Beim Almosengeben steht vor allem die Hinwendung zu den Armen im Mittelpunkt. Im Gegensatz zur Zeit Jesu haben wir heutzutage ein staatliches Sozialsystem. Obwohl nicht alle, werden die meisten, finanziell schlechter gestellten Menschen von unserem sozialen Netz aufgefangen. Es geht daher nicht immer darum, jemanden Geld zu geben, obwohl das auch nicht verboten ist. Wobei dieses Geldgeben kein Freikauf von weiteren Ausbeutungen sein soll.

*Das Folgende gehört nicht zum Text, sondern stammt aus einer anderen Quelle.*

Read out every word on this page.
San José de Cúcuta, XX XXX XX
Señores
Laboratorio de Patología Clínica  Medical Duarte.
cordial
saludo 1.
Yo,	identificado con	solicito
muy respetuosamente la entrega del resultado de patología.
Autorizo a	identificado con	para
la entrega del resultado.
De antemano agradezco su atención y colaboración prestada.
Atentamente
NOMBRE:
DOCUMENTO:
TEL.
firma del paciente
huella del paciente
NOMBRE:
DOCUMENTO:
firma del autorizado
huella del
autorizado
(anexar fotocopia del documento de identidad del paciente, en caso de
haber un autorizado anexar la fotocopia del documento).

Ich meine, dass dieser Aspekt der Fastenzeit bzw. österlichen Bußzeit viel zu kurz kommt. Hier könnte sich jeder einzelne einmal überlegen, wie er oder sie diese Hinwendung zu den Armen in der Fastenzeit – und darüber hinaus – mehr Raum geben kann. Für mich wäre ja auch allein die Frage eine solche Hinwendung, wo ich an der Ausbeutung, an der Ausgrenzung, am Machtmissbrauch beteiligt bin. Und da meine ich jetzt nicht nur unser Konsumverhalten, sondern auch unseren ganz persönlichen Lebensbereich. Auch meine Verzichtsvorschläge am Beginn sollten genau in diese Richtung gehen. Weniger Ich und mehr Du.

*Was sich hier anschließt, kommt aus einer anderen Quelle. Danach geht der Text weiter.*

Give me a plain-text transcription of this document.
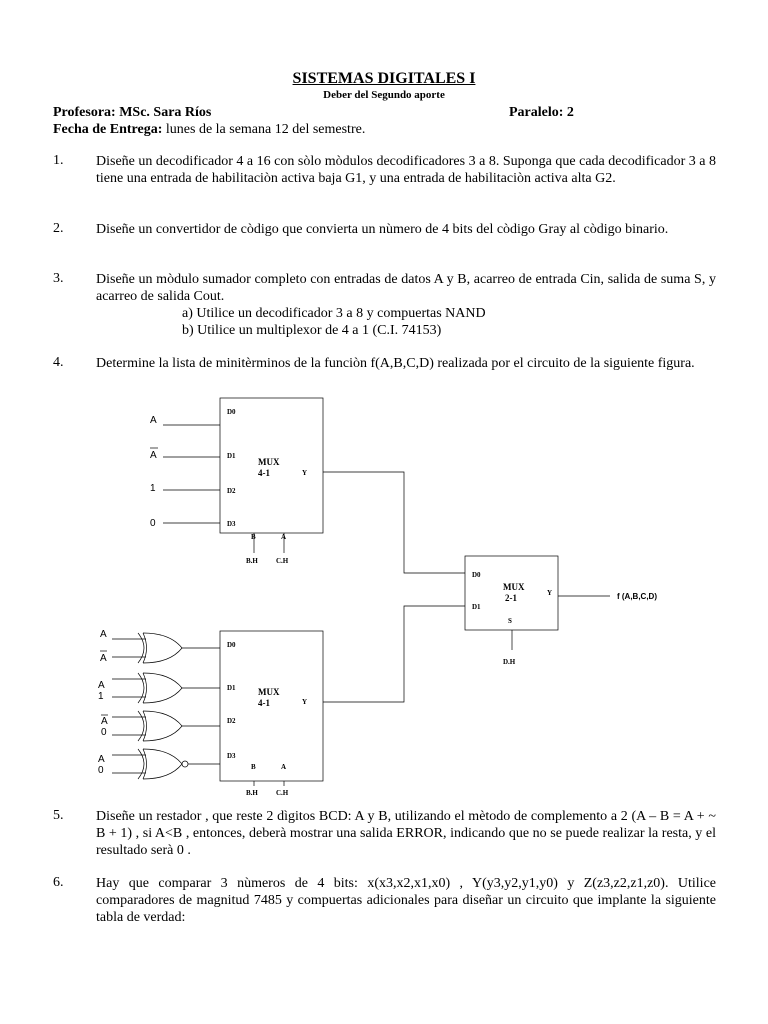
SISTEMAS DIGITALES I
Deber del Segundo aporte
Profesora: MSc. Sara Ríos	Paralelo: 2
Fecha de Entrega: lunes de la semana 12 del semestre.
1. Diseñe un decodificador 4 a 16 con sòlo mòdulos decodificadores 3 a 8. Suponga que cada decodificador 3 a 8 tiene una entrada de habilitaciòn activa baja G1, y una entrada de habilitaciòn activa alta G2.
2. Diseñe un convertidor de còdigo que convierta un nùmero de 4 bits del còdigo Gray al còdigo binario.
3. Diseñe un mòdulo sumador completo con entradas de datos A y B, acarreo de entrada Cin, salida de suma S, y acarreo de salida Cout.
a) Utilice un decodificador 3 a 8 y compuertas NAND
b) Utilice un multiplexor de 4 a 1 (C.I. 74153)
4. Determine la lista de minitèrminos de la funciòn f(A,B,C,D) realizada por el circuito de la siguiente figura.
A
A
1
0
D0
D1
D2
D3
MUX
4-1	Y
B	A
B.H	C.H
D0
D1
MUX
2-1	Y
S
D.H
f (A,B,C,D)
D0
D1
D2
D3
MUX
4-1	Y
B	A
B.H	C.H
A
A
A
1
A
0
A
0
5. Diseñe un restador , que reste 2 dìgitos BCD: A y B, utilizando el mètodo de complemento a 2 (A – B = A + ~ B + 1) , si A<B , entonces, deberà mostrar una salida ERROR, indicando que no se puede realizar la resta, y el resultado serà 0 .
6. Hay que comparar 3 nùmeros de 4 bits: x(x3,x2,x1,x0) , Y(y3,y2,y1,y0) y Z(z3,z2,z1,z0). Utilice comparadores de magnitud 7485 y compuertas adicionales para diseñar un circuito que implante la siguiente tabla de verdad:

Bei diesen drei Werken der Barmherzigkeit, die in der österlichen Bußzeit im Mittelpunkt stehen sollten, geht es um die drei Beziehungsdimensionen des Menschen: Beim Fasten wendet sich der Mensch sich selbst zu, beim Beten Gott entgegen und beim Almosengeben zu den anderen Menschen, besonders den Armen, hin. Es ist wohl ein Zeichen unserer Zeit, dass das Fasten, also die Hinwendung zu sich selbst, so hoch im Kurs steht, während die anderen beiden Dimensionen wenig Beachtung finden. Die Fastenzeit will demgegenüber den Menschen in seinem umfassenden Beziehungsgeschehen ins Zentrum rücken.

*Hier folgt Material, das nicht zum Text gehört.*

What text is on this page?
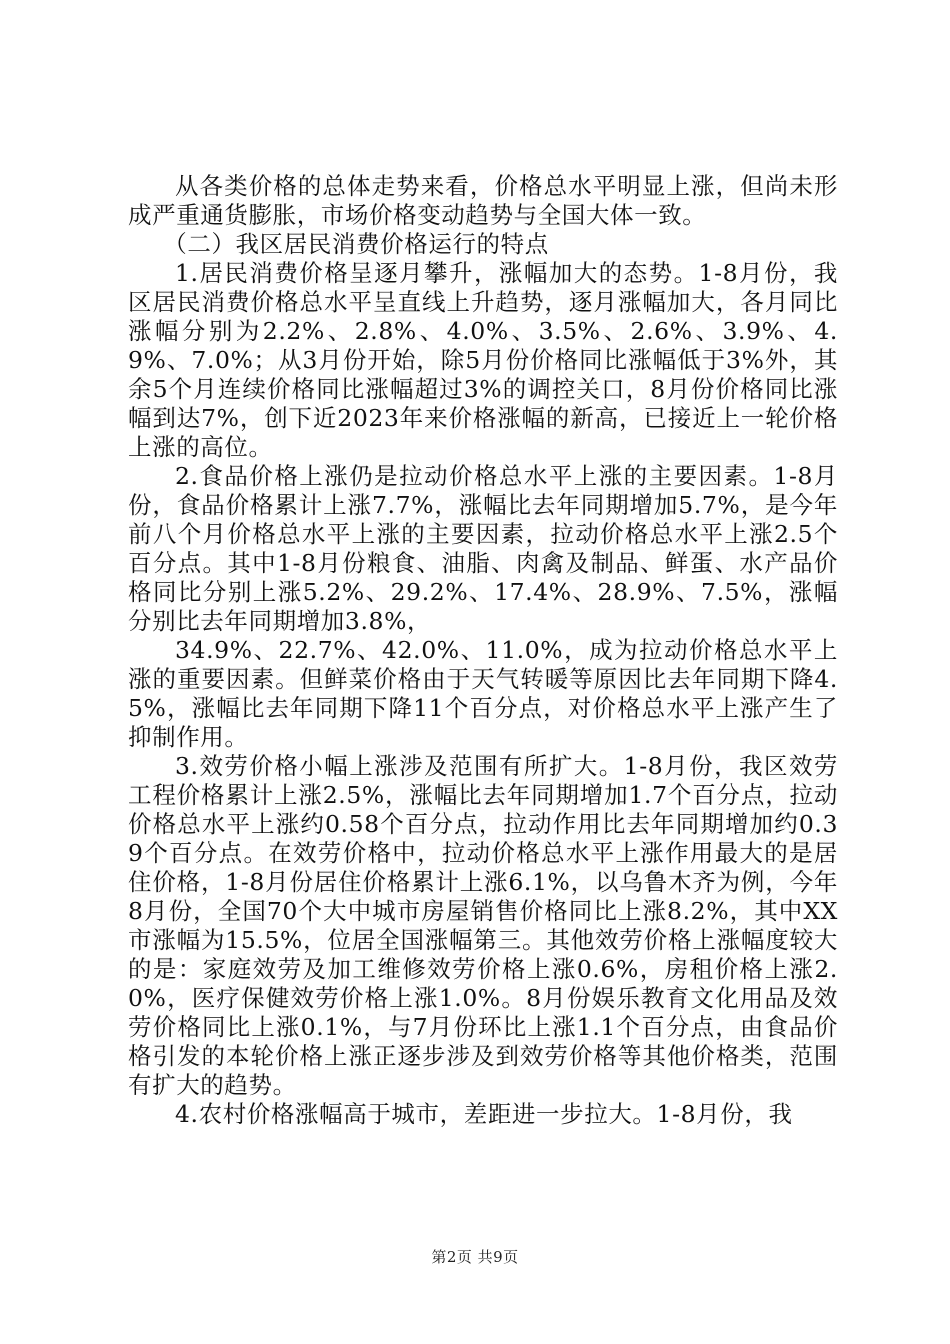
从各类价格的总体走势来看，价格总水平明显上涨，但尚未形成严重通货膨胀，市场价格变动趋势与全国大体一致。

（二）我区居民消费价格运行的特点

1.居民消费价格呈逐月攀升，涨幅加大的态势。1-8月份，我区居民消费价格总水平呈直线上升趋势，逐月涨幅加大，各月同比涨幅分别为2.2%、2.8%、4.0%、3.5%、2.6%、3.9%、4.9%、7.0%；从3月份开始，除5月份价格同比涨幅低于3%外，其余5个月连续价格同比涨幅超过3%的调控关口，8月份价格同比涨幅到达7%，创下近2023年来价格涨幅的新高，已接近上一轮价格上涨的高位。

2.食品价格上涨仍是拉动价格总水平上涨的主要因素。1-8月份，食品价格累计上涨7.7%，涨幅比去年同期增加5.7%，是今年前八个月价格总水平上涨的主要因素，拉动价格总水平上涨2.5个百分点。其中1-8月份粮食、油脂、肉禽及制品、鲜蛋、水产品价格同比分别上涨5.2%、29.2%、17.4%、28.9%、7.5%，涨幅分别比去年同期增加3.8%，

34.9%、22.7%、42.0%、11.0%，成为拉动价格总水平上涨的重要因素。但鲜菜价格由于天气转暖等原因比去年同期下降4.5%，涨幅比去年同期下降11个百分点，对价格总水平上涨产生了抑制作用。

3.效劳价格小幅上涨涉及范围有所扩大。1-8月份，我区效劳工程价格累计上涨2.5%，涨幅比去年同期增加1.7个百分点，拉动价格总水平上涨约0.58个百分点，拉动作用比去年同期增加约0.39个百分点。在效劳价格中，拉动价格总水平上涨作用最大的是居住价格，1-8月份居住价格累计上涨6.1%，以乌鲁木齐为例，今年8月份，全国70个大中城市房屋销售价格同比上涨8.2%，其中XX市涨幅为15.5%，位居全国涨幅第三。其他效劳价格上涨幅度较大的是：家庭效劳及加工维修效劳价格上涨0.6%，房租价格上涨2.0%，医疗保健效劳价格上涨1.0%。8月份娱乐教育文化用品及效劳价格同比上涨0.1%，与7月份环比上涨1.1个百分点，由食品价格引发的本轮价格上涨正逐步涉及到效劳价格等其他价格类，范围有扩大的趋势。

4.农村价格涨幅高于城市，差距进一步拉大。1-8月份，我

第2页 共9页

Es geht daher nicht lediglich um den Verzicht, sondern um die nachhaltige Neuausrichtung meines Lebens in all seinen Beziehungsdimensionen. Dies verbindet uns mit der Wüstenerfahrung Jesu, der sich im Rückzug auf sich selbst, Gott Raum gab, um den Beziehungen zu den Menschen trotz der Versuchung den richtigen Rahmen zu geben.
Ich habe mir jedenfalls für diese Fastenzeit vorgenommen, mir wieder einmal etwas vorzunehmen. Was, das weiß ich zum Zeitpunkt dieser Aufnahme noch nicht. Ich werde es aber auch im Nachhinein nicht verraten. Warum? Das verrate ich dir in der nächsten Episode.